By Scott Ronalds

Scotiabank announced yesterday that it has reached an agreement to buy ING Bank of Canada for $3.1 billion. ING (Canada) put itself up for sale earlier this summer because its parent, Dutch-based ING Groep NV, is looking for funds to repay government aid it received during the financial crisis.

The ING assets fetched top dollar, but a key question is how many clients will take their business elsewhere as a result of the sale. The Globe and Mail published an interesting article the other week on the topic - Fee Averse Clients Pose Hurdle to ING Sale.

ING has always been an alternative to the Big Banks, and it positioned and marketed itself well in this respect. It developed and fostered an “anti-bank” personality and was innovative and unique in a conservative industry. Its clients loved being part of something different. Now that it’s poised to be owned by a bank, it will be interesting to watch the transition.
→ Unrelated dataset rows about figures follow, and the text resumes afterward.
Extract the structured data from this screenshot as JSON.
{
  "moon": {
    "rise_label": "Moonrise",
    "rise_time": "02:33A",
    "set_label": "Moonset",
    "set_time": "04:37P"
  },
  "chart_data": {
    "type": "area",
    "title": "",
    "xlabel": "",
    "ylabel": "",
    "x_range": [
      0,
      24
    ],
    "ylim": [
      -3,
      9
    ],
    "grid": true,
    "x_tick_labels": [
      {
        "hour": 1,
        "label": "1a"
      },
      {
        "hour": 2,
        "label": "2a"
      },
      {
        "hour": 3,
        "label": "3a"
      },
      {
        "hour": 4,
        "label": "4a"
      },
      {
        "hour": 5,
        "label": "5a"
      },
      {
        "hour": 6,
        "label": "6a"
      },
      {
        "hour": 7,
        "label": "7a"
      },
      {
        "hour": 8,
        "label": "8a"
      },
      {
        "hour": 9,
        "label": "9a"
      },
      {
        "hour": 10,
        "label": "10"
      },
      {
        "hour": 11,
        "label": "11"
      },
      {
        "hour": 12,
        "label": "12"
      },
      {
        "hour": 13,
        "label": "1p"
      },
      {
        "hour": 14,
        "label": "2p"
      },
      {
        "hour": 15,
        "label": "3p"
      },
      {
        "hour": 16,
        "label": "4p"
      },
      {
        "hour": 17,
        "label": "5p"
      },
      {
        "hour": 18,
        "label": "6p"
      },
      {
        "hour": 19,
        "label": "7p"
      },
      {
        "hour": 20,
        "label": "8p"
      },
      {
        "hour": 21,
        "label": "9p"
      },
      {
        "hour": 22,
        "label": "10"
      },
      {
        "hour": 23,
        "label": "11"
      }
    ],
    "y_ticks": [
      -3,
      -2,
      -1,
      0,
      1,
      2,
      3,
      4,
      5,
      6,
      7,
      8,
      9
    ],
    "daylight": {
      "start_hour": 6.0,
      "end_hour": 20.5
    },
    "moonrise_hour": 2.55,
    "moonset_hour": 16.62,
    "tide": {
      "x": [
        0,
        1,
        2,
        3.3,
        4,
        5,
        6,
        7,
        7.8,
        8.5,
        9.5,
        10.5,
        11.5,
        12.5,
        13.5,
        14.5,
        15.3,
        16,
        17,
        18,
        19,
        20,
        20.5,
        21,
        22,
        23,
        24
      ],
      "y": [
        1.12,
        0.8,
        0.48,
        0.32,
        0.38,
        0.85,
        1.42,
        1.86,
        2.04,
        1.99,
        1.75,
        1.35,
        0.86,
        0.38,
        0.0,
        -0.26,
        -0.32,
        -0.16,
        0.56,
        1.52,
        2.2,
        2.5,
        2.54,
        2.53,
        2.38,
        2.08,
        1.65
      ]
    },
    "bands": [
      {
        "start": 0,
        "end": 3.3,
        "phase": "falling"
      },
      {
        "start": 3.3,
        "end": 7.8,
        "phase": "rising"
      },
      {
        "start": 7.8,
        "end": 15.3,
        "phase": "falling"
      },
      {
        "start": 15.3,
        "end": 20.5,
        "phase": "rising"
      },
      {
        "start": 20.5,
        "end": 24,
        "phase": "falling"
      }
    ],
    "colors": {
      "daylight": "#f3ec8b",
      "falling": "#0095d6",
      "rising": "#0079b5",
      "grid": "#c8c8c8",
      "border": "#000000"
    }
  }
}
There’s no denying that ING has a passionate client base. Many customers have already voiced displeasure with the transaction through comments posted to various online articles on the takeover, including the above-mentioned Globe article and a CBC piece published yesterday. Below are a few examples:

First thing I am doing next week is closing my ING account.

I will be one of the clients leaving if one of the big six take it over...

Dear Big Banks, The moment I hear you buy ING, I will be withdrawing my money and be gone...

Oftentimes when a takeover of this nature in the investment industry is announced, the initial reaction of clients tends to be heated and emotional. Fewer assets tend to leave the door, however, than the public's reaction may suggest.

Time will tell how “sticky” ING’s assets are.